Intervista a Davide Garota
Parla l'autore di L'ultimo sorso del morto
Intervistiamo oggi Davide Garota, classe 1979, autore dei volumi Il fuoco non ha amici e L’ultimo sorso del morto, editi da Tunué.
Domanda di riscaldamento: presentati ai lettori di Nocturno, raccontaci chi sei e come sei arrivato al fumetto…
Sono nato nel 1979 e sono cresciuto in una casa senza televisione, iniziando a leggere fin da bambino. I fumetti in questo senso sono stati un approdo naturale.

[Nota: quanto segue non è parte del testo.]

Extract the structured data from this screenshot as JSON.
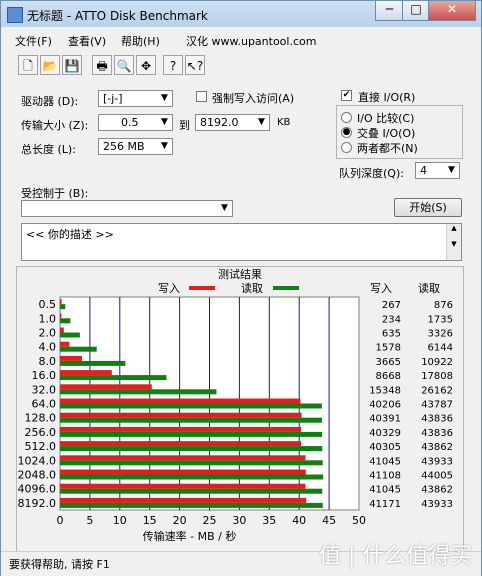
{
  "window": {
    "title": "无标题 - ATTO Disk Benchmark",
    "minimize": "─",
    "maximize": "□",
    "close": "✕"
  },
  "menu": {
    "file": "文件(F)",
    "view": "查看(V)",
    "help": "帮助(H)",
    "credit": "汉化 www.upantool.com"
  },
  "toolbar": {
    "icons": [
      "new-icon",
      "open-icon",
      "save-icon",
      "print-icon",
      "print-preview-icon",
      "move-icon",
      "help-icon",
      "context-help-icon"
    ]
  },
  "settings": {
    "drive_label": "驱动器 (D):",
    "drive_value": "[-j-]",
    "force_write_label": "强制写入访问(A)",
    "force_write_checked": false,
    "transfer_size_label": "传输大小 (Z):",
    "transfer_from": "0.5",
    "to_label": "到",
    "transfer_to": "8192.0",
    "transfer_unit": "KB",
    "total_length_label": "总长度 (L):",
    "total_length_value": "256 MB",
    "direct_io_label": "直接 I/O(R)",
    "direct_io_checked": true,
    "io_compare_label": "I/O 比较(C)",
    "overlap_io_label": "交叠 I/O(O)",
    "neither_label": "两者都不(N)",
    "io_mode_selected": "overlap",
    "queue_depth_label": "队列深度(Q):",
    "queue_depth_value": "4",
    "controlled_by_label": "受控制于 (B):",
    "controlled_by_value": "",
    "start_button": "开始(S)",
    "description": "<<  你的描述   >>"
  },
  "chart_data": {
    "type": "bar",
    "title": "测试结果",
    "legend": [
      {
        "name": "写入",
        "color": "#e02020"
      },
      {
        "name": "读取",
        "color": "#108010"
      }
    ],
    "legend_placement": "top",
    "categories": [
      "0.5",
      "1.0",
      "2.0",
      "4.0",
      "8.0",
      "16.0",
      "32.0",
      "64.0",
      "128.0",
      "256.0",
      "512.0",
      "1024.0",
      "2048.0",
      "4096.0",
      "8192.0"
    ],
    "series": [
      {
        "name": "写入",
        "values": [
          267,
          234,
          635,
          1578,
          3665,
          8668,
          15348,
          40206,
          40391,
          40329,
          40305,
          41045,
          41108,
          41045,
          41171
        ],
        "color": "#e02020"
      },
      {
        "name": "读取",
        "values": [
          876,
          1735,
          3326,
          6144,
          10922,
          17808,
          26162,
          43787,
          43836,
          43836,
          43862,
          43933,
          44005,
          43862,
          43933
        ],
        "color": "#108010"
      }
    ],
    "value_unit_scale": 0.001,
    "xlabel": "传输速率 - MB / 秒",
    "xticks": [
      "0",
      "5",
      "10",
      "15",
      "20",
      "25",
      "30",
      "35",
      "40",
      "45",
      "50"
    ],
    "xlim": [
      0,
      50
    ],
    "grid": true,
    "table_headers": [
      "写入",
      "读取"
    ]
  },
  "status": {
    "text": "要获得帮助, 请按 F1",
    "watermark": "值 | 什么值得买"
  }
}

Ho sempre amato disegnare e ho studiato a Urbino, all’istituto d’arte, nel settore dell’animazione. Ho iniziato a 19 anni, appena uscito da scuola, a collaborare con riviste come Lo Straniero, di Goffredo Fofi, bellissima esperienza, realizzando vignette. Ho poi conosciuto Tunuè, per cui ho realizzato tre libri.
L’ultimo sorso del morto non è quindi la tua prima graphic novel, ma è la tua ultima novità. Parlacene.
Il libro racconta la storia di Jerry Braxter, ex berretto verde, soldato d’élite dell’esercito americano che, dopo aver servito il suo paese in Afghanistan, ha dovuto abbandonare l’esercito in seguito alla morte della moglie per poter badare alla figlia molto malata. L’ospedale presso cui la figlia si cura, fatto tipico americano, è estremamente costoso e Jerry lo paga lavorando come assassino a pagamento. Tornando a casa, Jerry, sui 45 anni, con un principio di calvizie e appesantito, trova una donna nuda nel suo bagno. Si tratta della Morte in persona, venuta a dirgli che la sua ora è giunta. Jerry si oppone, protestando in quanto nessuno resterebbe a pagare le cure alla figlia malata. La Morte, a questo punto, gli propone un patto: più gente Jerry riuscirà a uccidere, più tempo gli verrà concesso.
Abbiamo quindi, più che un horror, un’opera fantastica a tinte noir. Raccontaci ora la tua evoluzione, la tua crescita come artista e narratore.
Mi sono evoluto anzitutto graficamente, sia nella realizzazione delle anatomie sia nella resa del dinamismo, sempre difficile nei fumetti. Come sceneggiatore sono passato dal raccontare il mio mondo e quel che conoscevo bene, in questo mio ultimo libro parlo di Los Angeles, posto dove non sono mai stato e dove probabilmente non andrò mai, pur essendo a modo mio cresciuto in una lontana provincia degli Stati Uniti, cosa che a mio avviso l’Italia è. Mi sono dovuto per la prima volta documentare, per raccontare la California, dove si svolge la prima parte della storia mentre in Messico, scenario della seconda parte della storia, ci sono stato e di conseguenza ho sentito l’esigenza di raccontarlo, insieme a tematiche a me care.
Quali sono questi temi?
La morte, per esempio, un tema che dovrebbe interessare tutti. L’ultimo sorso del morto è un memento mori, una di quelle opere, presenti dal medioevo in poi, che ci ricordano che dobbiamo morire e che servono a esorcizzare la morte stessa.
Quali sono le tue più grandi influenze artistiche?
L’ultimo sorso del morto pesca a piene mani dal cinema americano, da Tarantino a Charles Bronson, un cinema fatto di azione, esplosioni, le così dette americanate. Come ti dicevo sono cresciuto senza televisione e, quelle rare volte che potevo guardarla, la guardavo con mio nonno, amante del genere.
Quindi una sorta di omaggio a una tua piccola trasgressione.
Diciamo di sì.
Quali sono i tuoi progetti futuri?
Realizzare questo libro, che è venuto bene, richiede che il prossimo sia all’altezza. Ho altri progetti ma nulla di ben definito.